Но как же трудно сбрасывать с себя это самое «пёстрое покрывало жизненной суеты»! Похоже, что оно, прорастая всеми нитями, обволакивает, спутывает нас, не давая взлетать. Но если всё же удается предложить людям за всё, чем питался мой ум и чувство что-то своё, посильное, то в душе и вспыхивает тот самый свет божественного Единства, о котором пишет Гессе».

*Константин Воробьёв (1919-1975) - Русский писатель, представитель «лейтенантской прозы».
*Герман Гессе (1877-1962) - Немецкий писатель, художник.
*Овстуг - Село в Жуковском районе Брянской области, родина поэта Ф. И. Тютчева (1803-1873), один из крупнейших русских поэтов.
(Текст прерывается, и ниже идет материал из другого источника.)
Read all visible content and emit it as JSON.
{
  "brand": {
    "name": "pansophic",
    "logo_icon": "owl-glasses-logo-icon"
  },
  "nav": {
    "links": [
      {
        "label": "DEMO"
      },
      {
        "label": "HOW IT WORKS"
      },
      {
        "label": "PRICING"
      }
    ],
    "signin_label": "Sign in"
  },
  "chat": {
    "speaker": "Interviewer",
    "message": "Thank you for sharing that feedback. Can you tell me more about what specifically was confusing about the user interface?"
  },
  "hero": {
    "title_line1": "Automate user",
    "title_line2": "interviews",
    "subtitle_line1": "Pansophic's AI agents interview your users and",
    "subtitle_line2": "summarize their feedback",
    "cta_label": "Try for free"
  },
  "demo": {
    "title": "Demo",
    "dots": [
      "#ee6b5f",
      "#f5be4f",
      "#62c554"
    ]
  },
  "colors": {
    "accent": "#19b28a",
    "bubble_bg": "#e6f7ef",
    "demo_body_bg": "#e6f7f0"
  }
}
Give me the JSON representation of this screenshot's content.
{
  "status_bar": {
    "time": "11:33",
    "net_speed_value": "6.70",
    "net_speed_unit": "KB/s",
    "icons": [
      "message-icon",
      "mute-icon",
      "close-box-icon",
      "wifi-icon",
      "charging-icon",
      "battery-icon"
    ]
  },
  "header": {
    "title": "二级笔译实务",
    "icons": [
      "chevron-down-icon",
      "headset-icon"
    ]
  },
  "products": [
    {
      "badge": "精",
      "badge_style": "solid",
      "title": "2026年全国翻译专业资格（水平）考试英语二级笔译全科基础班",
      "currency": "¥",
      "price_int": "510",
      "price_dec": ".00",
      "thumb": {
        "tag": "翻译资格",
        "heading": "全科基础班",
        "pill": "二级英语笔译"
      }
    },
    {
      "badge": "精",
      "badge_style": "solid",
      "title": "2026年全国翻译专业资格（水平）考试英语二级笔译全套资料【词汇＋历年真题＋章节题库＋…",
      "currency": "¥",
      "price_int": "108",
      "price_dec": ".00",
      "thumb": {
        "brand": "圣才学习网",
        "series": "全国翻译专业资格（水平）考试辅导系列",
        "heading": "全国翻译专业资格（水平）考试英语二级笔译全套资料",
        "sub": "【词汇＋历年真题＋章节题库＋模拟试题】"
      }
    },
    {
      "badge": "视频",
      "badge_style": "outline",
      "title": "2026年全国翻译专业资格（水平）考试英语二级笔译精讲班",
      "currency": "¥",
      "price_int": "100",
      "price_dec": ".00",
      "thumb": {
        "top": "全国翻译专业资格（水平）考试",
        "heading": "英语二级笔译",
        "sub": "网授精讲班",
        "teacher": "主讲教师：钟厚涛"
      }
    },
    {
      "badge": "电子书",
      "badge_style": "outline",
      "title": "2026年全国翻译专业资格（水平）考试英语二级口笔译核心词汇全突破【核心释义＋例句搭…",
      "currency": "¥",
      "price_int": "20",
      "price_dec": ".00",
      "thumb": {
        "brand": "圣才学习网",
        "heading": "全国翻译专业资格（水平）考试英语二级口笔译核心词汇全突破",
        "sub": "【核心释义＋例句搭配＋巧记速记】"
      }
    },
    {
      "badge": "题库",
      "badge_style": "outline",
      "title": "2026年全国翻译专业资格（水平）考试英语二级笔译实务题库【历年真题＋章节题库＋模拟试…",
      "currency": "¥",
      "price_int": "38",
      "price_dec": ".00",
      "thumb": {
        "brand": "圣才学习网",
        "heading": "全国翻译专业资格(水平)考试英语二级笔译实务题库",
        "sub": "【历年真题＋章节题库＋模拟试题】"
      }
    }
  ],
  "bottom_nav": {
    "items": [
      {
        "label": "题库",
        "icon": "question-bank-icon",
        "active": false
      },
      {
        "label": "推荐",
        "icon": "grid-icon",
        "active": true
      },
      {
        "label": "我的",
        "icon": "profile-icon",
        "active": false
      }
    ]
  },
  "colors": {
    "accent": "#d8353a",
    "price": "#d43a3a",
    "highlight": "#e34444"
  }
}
*Александр Блок (1880-1921) - Великий русский поэт.
*«А вы на земле проживёте…»  - Цитата из поэмы писателя Максима Горького (1868-1936) «Песня о соколе».
*Раскулачивание (раскрестьянивание) - Репрессии, применявшиеся местными органами советской власти с 1928 года.
*Владимир Набоков (1899-1977) - Русский писатель, поэт. Выехал за границу после переворота 1917года.